Ciò per me è importante, perché Gesù presente tra noi è la mia pace e mi fa sperimentare la vera salute, quella interiore. Per cui tutto mi è stato leggero, sopportabile e non ha fatto venir meno in me quella nota caratteristica di un prete scugnizzo e divertente quale sono sempre stato. Alla diagnosi della dottoressa – una brava cardiologa, nostra amica – che parlava di un cuore che doveva essere aiutato a diventare compensato, ho risposto con una battuta, rivolgendomi ad un mio fratello di sangue che era presente: «Benì, questo va molto bene per te». Alla cardiologa, che non aveva capito la battuta, abbiamo spiegato che a mio fratello Benito, ebanista, il compensato faceva ben comodo nella sua falegnameria.

Un giorno mia mamma, una donna sana e forte nonostante i suoi 93 anni, venuta a trovarmi, mi supplica: «Perché non vieni a vivere con me? Stiamo insieme ed io ti preparo cibi buoni». Le sue parole mi entrano dirette al cuore, perché capisco il suo disappunto. Con somma delicatezza le dico: «Lo so che sei mia madre e mi vuoi tanto bene, ma ora la mia famiglia è qui, questo è il mio focolare». Seduta accanto a lei una sua sorella viene in mio aiuto, rivolgendosi a mia madre: «Te l’avevo detto: stanno così bene insieme, si vogliono tanto bene, proprio come una vera famiglia». In camera c’è anche un mio cognato, Enrico, il quale approva in pieno quanto affermato dalla zia: «È proprio vero!

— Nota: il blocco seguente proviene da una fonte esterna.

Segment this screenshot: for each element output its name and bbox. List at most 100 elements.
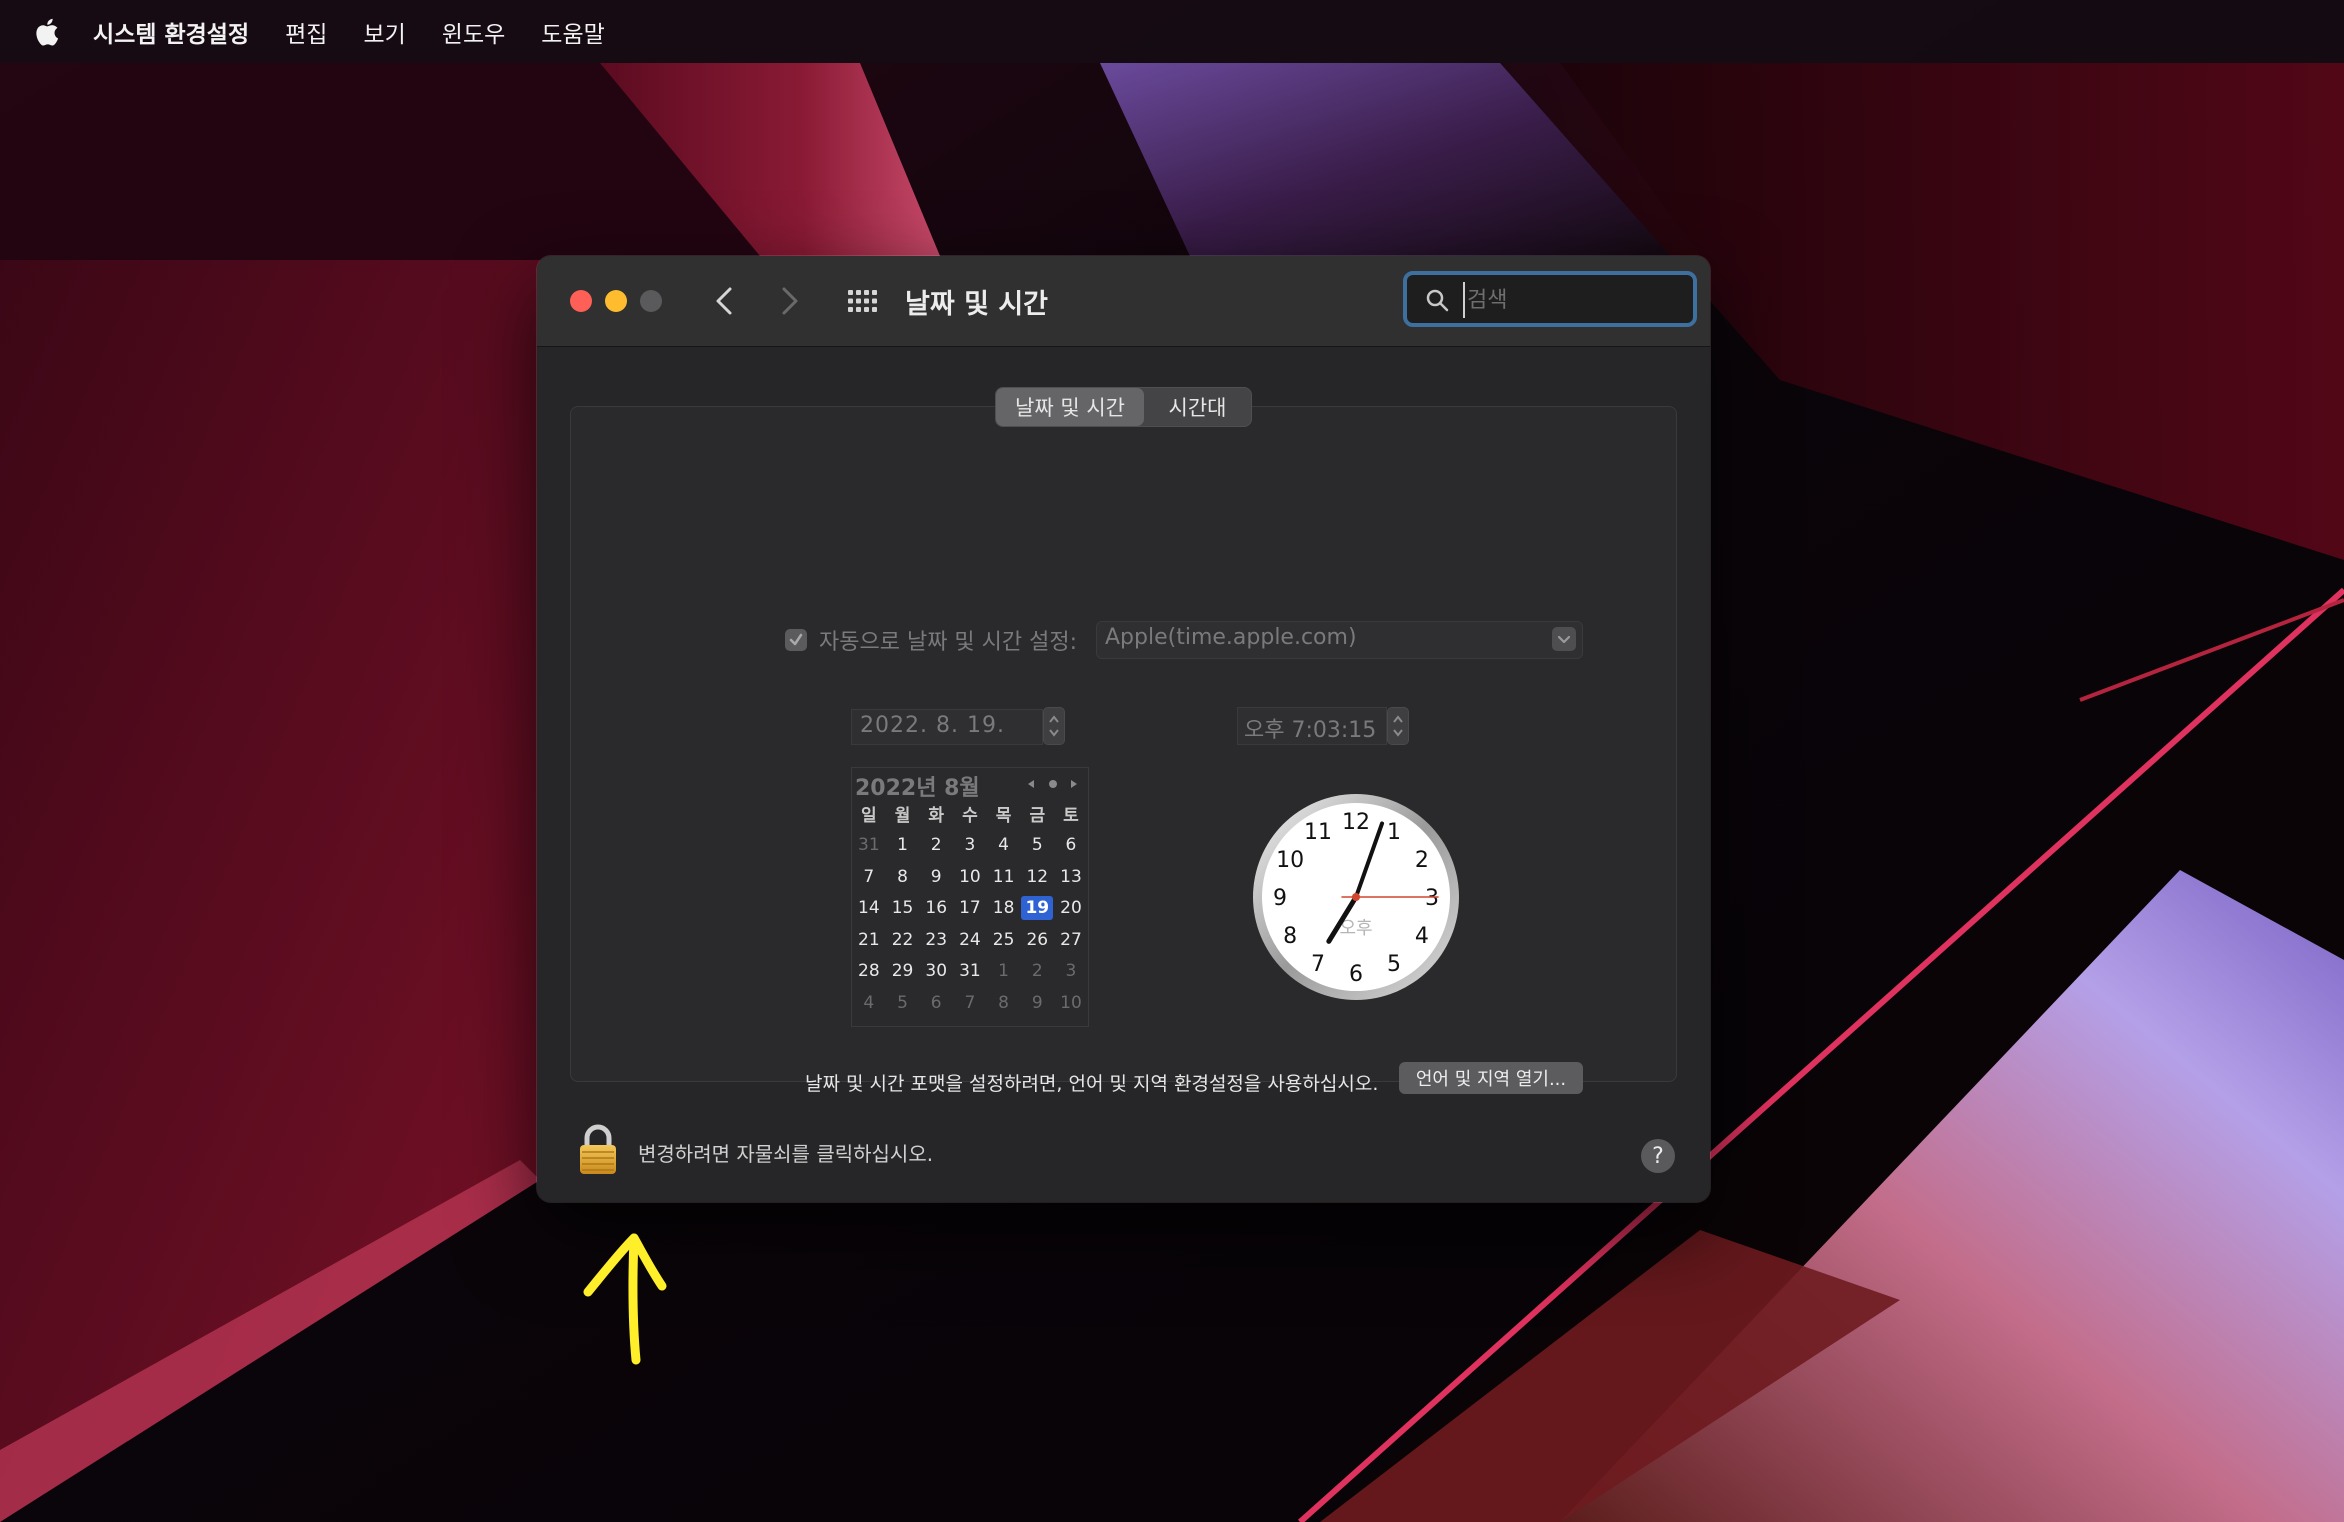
calendar-day[interactable]: 27 — [1054, 924, 1088, 956]
time-field[interactable]: 오후 7:03:15 — [1237, 707, 1387, 745]
back-arrow-icon[interactable] — [710, 283, 738, 319]
menu-window[interactable]: 윈도우 — [442, 15, 505, 49]
tab-date-time[interactable]: 날짜 및 시간 — [996, 388, 1144, 426]
tab-time-zone[interactable]: 시간대 — [1144, 388, 1251, 426]
calendar-day[interactable]: 15 — [886, 893, 920, 925]
calendar-day[interactable]: 2 — [1020, 956, 1054, 988]
calendar-day[interactable]: 4 — [852, 987, 886, 1019]
search-icon — [1426, 289, 1449, 312]
calendar-day[interactable]: 26 — [1020, 924, 1054, 956]
close-window-button[interactable] — [570, 290, 592, 312]
clock-number: 4 — [1415, 924, 1429, 949]
calendar-day[interactable]: 3 — [1054, 956, 1088, 988]
clock-number: 6 — [1349, 962, 1363, 987]
next-month-icon[interactable] — [1068, 778, 1080, 790]
calendar-day[interactable]: 10 — [953, 861, 987, 893]
date-value: 2022. 8. 19. — [860, 713, 1005, 738]
time-server-value: Apple(time.apple.com) — [1105, 625, 1357, 650]
clock-number: 8 — [1283, 924, 1297, 949]
previous-month-icon[interactable] — [1025, 778, 1037, 790]
calendar-day[interactable]: 31 — [953, 956, 987, 988]
calendar-day[interactable]: 30 — [919, 956, 953, 988]
calendar-day[interactable]: 11 — [987, 861, 1021, 893]
calendar-weekday-label: 목 — [995, 806, 1012, 827]
calendar-weekday-label: 금 — [1029, 806, 1046, 827]
calendar-day[interactable]: 14 — [852, 893, 886, 925]
open-language-region-button[interactable]: 언어 및 지역 열기... — [1399, 1062, 1583, 1094]
calendar-day[interactable]: 9 — [1020, 987, 1054, 1019]
calendar-day[interactable]: 12 — [1020, 861, 1054, 893]
clock-am-pm-label: 오후 — [1339, 918, 1372, 939]
minimize-window-button[interactable] — [605, 290, 627, 312]
show-all-grid-icon[interactable] — [847, 289, 879, 313]
calendar-weekday-label: 일 — [861, 806, 877, 827]
clock-number: 11 — [1304, 820, 1332, 845]
calendar-day[interactable]: 20 — [1054, 893, 1088, 925]
calendar-day[interactable]: 7 — [953, 987, 987, 1019]
calendar-day[interactable]: 1 — [987, 956, 1021, 988]
calendar-day[interactable]: 16 — [919, 893, 953, 925]
calendar-day[interactable]: 1 — [886, 830, 920, 862]
menu-edit[interactable]: 편집 — [285, 15, 327, 49]
calendar-day[interactable]: 31 — [852, 830, 886, 862]
clock-number: 7 — [1311, 952, 1325, 977]
calendar-day[interactable]: 22 — [886, 924, 920, 956]
menu-help[interactable]: 도움말 — [541, 15, 604, 49]
help-button[interactable]: ? — [1641, 1139, 1675, 1173]
search-field[interactable] — [1403, 271, 1697, 327]
calendar-day[interactable]: 28 — [852, 956, 886, 988]
calendar-day[interactable]: 8 — [886, 861, 920, 893]
calendar-grid: 일 월 화 수 목 금 토 31 1 2 3 4 5 6 7 8 9 10 11 12 13 14 15 16 17 18 19 20… — [852, 798, 1088, 1019]
calendar-day[interactable]: 2 — [919, 830, 953, 862]
date-field[interactable]: 2022. 8. 19. — [851, 709, 1043, 745]
menu-bar: 시스템 환경설정 편집 보기 윈도우 도움말 — [0, 0, 2344, 63]
clock-number: 1 — [1387, 820, 1401, 845]
window-title: 날짜 및 시간 — [905, 289, 1048, 320]
format-note: 날짜 및 시간 포맷을 설정하려면, 언어 및 지역 환경설정을 사용하십시오. — [805, 1073, 1379, 1095]
calendar-day[interactable]: 9 — [919, 861, 953, 893]
auto-set-checkbox[interactable] — [785, 629, 807, 651]
checkmark-icon — [789, 633, 803, 646]
padlock-icon[interactable] — [577, 1124, 619, 1176]
clock-number: 5 — [1387, 952, 1401, 977]
calendar-day[interactable]: 8 — [987, 987, 1021, 1019]
calendar-day-selected[interactable]: 19 — [1020, 893, 1054, 925]
calendar-day[interactable]: 4 — [987, 830, 1021, 862]
clock-number: 2 — [1415, 848, 1429, 873]
calendar-day[interactable]: 10 — [1054, 987, 1088, 1019]
calendar-day[interactable]: 25 — [987, 924, 1021, 956]
time-stepper[interactable] — [1387, 707, 1409, 745]
calendar-day[interactable]: 6 — [1054, 830, 1088, 862]
calendar-day[interactable]: 7 — [852, 861, 886, 893]
calendar-day[interactable]: 21 — [852, 924, 886, 956]
calendar-week-row: 21 22 23 24 25 26 27 — [852, 924, 1088, 956]
apple-logo-icon[interactable] — [33, 17, 59, 47]
calendar-day[interactable]: 23 — [919, 924, 953, 956]
calendar-day[interactable]: 17 — [953, 893, 987, 925]
search-input[interactable] — [1463, 282, 1679, 318]
calendar-week-row: 7 8 9 10 11 12 13 — [852, 861, 1088, 893]
calendar-day[interactable]: 5 — [1020, 830, 1054, 862]
time-server-select[interactable]: Apple(time.apple.com) — [1096, 621, 1583, 659]
calendar-week-row: 28 29 30 31 1 2 3 — [852, 956, 1088, 988]
calendar-day[interactable]: 29 — [886, 956, 920, 988]
analog-clock: 12 12 3 45678 9 1011 오후 — [1253, 794, 1459, 1000]
today-dot-icon[interactable] — [1047, 778, 1059, 790]
forward-arrow-icon[interactable] — [776, 283, 804, 319]
calendar-day[interactable]: 13 — [1054, 861, 1088, 893]
lock-instruction-text: 변경하려면 자물쇠를 클릭하십시오. — [638, 1142, 934, 1166]
calendar-weekday-label: 화 — [928, 806, 945, 827]
calendar-day[interactable]: 5 — [886, 987, 920, 1019]
calendar-weekday-row: 일월화수목금토 — [852, 798, 1088, 830]
auto-set-row: 자동으로 날짜 및 시간 설정: — [785, 622, 1077, 658]
calendar-day[interactable]: 3 — [953, 830, 987, 862]
calendar-day[interactable]: 6 — [919, 987, 953, 1019]
zoom-window-button[interactable] — [640, 290, 662, 312]
calendar-day[interactable]: 18 — [987, 893, 1021, 925]
calendar-day[interactable]: 24 — [953, 924, 987, 956]
tab-control: 날짜 및 시간 시간대 — [995, 387, 1252, 427]
menu-app-name[interactable]: 시스템 환경설정 — [93, 15, 249, 49]
date-stepper[interactable] — [1043, 707, 1065, 745]
calendar-weekday-label: 월 — [894, 806, 911, 827]
menu-view[interactable]: 보기 — [363, 15, 405, 49]
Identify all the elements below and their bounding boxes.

Io, da quando li ho incontrati, ho capito cosa significa amare».

Un amico medico, resosi conto della realtà della nostra famiglia, mi ha detto: «Sei proprio fortunato perché questa è una clinica specializzata». Gli ho risposto: «Hai veramente ragione, perché qui c’è il medico, l’infermiere, il cuoco, ma soprattutto e prima di tutto c’è Lui!».